時と言う遠近法が、遠く奥に消えて行くように遥かな山並みの向こうに、うすくかすかに何そうにも、その山の端の稜線に連なって、下手の後方に、あの西洋の科学的な、数学的な、遠近法を越えて、時の広がりのような茫漠さと、いまそこで生まれたような新鮮な奥行きを感じさせながら消えて行く。


図録などでは全く見えないので、本物を見て気付いた。
下手の此岸と彼岸の山なみの間に広がる湖面が、光に満たされ輝いている。

上手側からは大きくたなびくような薄墨で、大気の流れる強さが印象付けられているので、あの下手側のまるで天上に満たされたような、まっさらな光のたまり場のようなぬくもりは、雲間からさした陽の光なのかもしれない。

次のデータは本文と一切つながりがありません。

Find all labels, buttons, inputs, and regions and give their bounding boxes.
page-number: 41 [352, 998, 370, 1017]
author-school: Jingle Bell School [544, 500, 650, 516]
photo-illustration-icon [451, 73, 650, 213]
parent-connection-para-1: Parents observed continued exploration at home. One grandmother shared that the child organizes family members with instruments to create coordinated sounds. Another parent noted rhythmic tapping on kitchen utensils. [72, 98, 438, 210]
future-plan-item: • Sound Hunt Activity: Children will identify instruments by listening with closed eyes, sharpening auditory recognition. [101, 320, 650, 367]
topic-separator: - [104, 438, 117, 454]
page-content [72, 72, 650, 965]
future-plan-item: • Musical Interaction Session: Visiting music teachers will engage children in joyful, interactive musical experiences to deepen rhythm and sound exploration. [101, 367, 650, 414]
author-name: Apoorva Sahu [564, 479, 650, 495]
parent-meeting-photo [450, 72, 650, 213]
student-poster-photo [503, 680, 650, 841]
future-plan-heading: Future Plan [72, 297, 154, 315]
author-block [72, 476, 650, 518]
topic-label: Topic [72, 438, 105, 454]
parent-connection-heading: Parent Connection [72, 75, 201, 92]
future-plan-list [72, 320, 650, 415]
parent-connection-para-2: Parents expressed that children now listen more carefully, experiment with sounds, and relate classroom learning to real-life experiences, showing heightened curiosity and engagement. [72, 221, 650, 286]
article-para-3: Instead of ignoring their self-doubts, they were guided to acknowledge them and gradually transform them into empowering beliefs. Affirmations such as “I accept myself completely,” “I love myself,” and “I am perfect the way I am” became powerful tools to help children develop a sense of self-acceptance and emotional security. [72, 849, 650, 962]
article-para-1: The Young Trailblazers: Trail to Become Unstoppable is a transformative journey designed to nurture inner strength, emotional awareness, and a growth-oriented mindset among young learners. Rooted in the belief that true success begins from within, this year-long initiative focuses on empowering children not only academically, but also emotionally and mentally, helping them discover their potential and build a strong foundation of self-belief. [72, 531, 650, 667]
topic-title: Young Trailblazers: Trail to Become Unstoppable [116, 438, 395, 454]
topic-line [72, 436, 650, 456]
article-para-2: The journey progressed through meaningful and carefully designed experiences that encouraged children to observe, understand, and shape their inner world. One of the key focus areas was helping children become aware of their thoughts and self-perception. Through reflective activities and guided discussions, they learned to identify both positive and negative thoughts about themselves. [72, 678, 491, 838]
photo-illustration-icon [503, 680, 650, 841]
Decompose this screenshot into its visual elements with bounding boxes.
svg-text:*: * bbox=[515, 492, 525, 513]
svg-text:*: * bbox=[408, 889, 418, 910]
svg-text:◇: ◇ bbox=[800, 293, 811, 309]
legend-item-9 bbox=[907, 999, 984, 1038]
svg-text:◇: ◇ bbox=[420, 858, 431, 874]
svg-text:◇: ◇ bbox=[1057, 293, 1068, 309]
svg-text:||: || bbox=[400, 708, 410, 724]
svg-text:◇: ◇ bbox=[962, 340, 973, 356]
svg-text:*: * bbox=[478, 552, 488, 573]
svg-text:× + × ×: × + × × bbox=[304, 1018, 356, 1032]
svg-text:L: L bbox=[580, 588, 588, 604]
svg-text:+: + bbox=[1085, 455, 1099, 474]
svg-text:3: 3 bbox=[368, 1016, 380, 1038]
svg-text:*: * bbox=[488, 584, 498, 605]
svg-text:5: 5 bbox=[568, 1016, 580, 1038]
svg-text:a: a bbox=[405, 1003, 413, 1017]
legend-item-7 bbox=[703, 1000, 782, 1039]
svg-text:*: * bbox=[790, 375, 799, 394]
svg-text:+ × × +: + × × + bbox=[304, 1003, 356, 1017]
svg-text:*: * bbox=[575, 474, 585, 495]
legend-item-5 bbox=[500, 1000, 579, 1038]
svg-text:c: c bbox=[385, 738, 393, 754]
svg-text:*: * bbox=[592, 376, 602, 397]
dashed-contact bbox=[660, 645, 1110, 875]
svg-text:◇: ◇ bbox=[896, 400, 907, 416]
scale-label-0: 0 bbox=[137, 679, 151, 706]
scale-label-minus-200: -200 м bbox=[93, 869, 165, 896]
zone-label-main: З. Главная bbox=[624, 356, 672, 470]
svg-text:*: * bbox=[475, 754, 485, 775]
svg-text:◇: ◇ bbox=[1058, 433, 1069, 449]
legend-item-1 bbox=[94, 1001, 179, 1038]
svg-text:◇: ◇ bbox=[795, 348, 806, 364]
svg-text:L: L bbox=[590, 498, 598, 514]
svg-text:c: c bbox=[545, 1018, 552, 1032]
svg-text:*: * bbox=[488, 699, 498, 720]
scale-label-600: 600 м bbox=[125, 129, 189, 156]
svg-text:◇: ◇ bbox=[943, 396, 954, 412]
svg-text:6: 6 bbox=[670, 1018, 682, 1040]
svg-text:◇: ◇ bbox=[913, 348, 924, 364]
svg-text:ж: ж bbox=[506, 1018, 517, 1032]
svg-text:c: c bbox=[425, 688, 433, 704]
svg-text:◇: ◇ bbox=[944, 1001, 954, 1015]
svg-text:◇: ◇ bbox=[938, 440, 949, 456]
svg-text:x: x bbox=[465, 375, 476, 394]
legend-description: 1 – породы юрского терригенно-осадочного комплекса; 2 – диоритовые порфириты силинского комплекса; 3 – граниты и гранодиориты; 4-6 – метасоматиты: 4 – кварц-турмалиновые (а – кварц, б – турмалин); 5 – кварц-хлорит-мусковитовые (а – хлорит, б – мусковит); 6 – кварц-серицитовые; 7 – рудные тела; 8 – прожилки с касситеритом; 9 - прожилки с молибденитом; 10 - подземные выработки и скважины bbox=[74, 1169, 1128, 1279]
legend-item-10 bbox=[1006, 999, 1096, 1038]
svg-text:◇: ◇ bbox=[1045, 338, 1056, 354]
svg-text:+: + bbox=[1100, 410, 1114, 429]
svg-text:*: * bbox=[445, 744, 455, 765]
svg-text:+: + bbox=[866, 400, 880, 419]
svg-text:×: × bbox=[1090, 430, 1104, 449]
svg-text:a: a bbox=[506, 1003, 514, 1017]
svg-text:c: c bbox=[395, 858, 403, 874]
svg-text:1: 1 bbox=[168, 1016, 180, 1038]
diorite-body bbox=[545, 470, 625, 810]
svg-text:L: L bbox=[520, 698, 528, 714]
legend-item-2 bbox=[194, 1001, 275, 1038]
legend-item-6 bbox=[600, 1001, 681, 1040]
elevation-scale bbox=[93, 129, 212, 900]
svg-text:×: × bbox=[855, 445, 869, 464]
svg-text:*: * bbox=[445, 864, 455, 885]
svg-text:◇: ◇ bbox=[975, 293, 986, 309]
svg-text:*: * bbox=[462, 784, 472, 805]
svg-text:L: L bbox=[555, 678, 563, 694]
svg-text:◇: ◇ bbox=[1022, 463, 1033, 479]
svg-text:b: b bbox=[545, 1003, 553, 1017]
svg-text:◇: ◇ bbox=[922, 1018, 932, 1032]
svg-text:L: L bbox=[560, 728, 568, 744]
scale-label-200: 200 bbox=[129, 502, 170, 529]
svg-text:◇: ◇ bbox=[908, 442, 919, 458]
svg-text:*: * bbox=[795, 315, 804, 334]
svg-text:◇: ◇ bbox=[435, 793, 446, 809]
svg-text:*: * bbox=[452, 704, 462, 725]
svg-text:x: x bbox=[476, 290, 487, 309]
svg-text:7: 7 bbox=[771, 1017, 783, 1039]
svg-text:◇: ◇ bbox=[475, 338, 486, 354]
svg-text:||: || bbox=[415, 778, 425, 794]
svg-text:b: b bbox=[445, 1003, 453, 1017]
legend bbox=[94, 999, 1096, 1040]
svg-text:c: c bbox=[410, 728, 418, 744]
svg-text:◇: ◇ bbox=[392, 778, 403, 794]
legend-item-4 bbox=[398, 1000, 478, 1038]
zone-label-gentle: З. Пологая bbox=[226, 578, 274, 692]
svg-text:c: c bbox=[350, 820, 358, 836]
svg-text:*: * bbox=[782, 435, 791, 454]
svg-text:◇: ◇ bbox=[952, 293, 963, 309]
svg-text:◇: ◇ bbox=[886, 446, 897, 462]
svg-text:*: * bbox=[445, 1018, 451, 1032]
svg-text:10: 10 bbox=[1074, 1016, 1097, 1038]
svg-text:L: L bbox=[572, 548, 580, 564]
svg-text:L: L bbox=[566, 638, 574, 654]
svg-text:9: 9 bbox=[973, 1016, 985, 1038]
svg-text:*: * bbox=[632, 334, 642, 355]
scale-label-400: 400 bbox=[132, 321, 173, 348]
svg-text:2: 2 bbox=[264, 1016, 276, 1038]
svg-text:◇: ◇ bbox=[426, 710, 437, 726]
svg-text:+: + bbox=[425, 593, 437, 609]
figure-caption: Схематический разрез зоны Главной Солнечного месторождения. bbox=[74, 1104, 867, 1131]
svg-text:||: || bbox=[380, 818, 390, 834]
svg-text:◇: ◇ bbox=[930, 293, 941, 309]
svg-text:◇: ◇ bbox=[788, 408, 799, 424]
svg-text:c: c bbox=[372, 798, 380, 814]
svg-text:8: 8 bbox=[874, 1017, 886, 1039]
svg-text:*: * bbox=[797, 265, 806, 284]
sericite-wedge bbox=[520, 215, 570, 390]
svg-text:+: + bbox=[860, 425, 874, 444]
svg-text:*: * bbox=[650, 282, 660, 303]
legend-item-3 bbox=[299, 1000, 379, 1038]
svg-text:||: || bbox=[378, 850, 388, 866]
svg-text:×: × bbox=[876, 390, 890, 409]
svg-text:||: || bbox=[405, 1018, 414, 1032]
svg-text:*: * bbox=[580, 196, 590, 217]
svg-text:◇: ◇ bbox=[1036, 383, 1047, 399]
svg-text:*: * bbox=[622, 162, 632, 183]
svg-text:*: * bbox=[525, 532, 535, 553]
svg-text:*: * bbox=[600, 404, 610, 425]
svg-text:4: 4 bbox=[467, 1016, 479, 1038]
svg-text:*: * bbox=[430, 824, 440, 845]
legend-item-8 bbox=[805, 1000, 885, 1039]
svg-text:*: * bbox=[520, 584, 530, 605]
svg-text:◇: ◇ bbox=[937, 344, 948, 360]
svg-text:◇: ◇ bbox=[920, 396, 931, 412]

帆船のさっそうとした、まっすぐな走り。此岸の、風に流されているとはいえやや誇張された、木々の撓み。
『平沙落雁図』『』『煙寺晩鐘図』『漁村夕照図』に比べると、この絵の中心は強い動きに有るのだと思う。

大気の激しい動き。

だが、遠く消え入るようにつらなる山の端、陽だまりのようなひかり、そして、まるで大風など意に介しないように話しこみ、釣りに佇む人々。

やや離れてこの絵を見ると、手前の人々は茫漠とした時間のような空間に吸収されてしまう。遠くの山の端も消えて行く。船の帆影のような薄ぼんやり。山の端に打たれた黒い点苔。木々の誇張された幹の撓み。そのまわりに漂う流され行く大気。

この世ならぬ、深い静けさと、いま産まれたばかりのような不思議な白いひかりが、ぼんやりとその辺りにだけただよって。

形而上のなにかが、やっぱりあるのかなあ。まあそれが芸術かあ。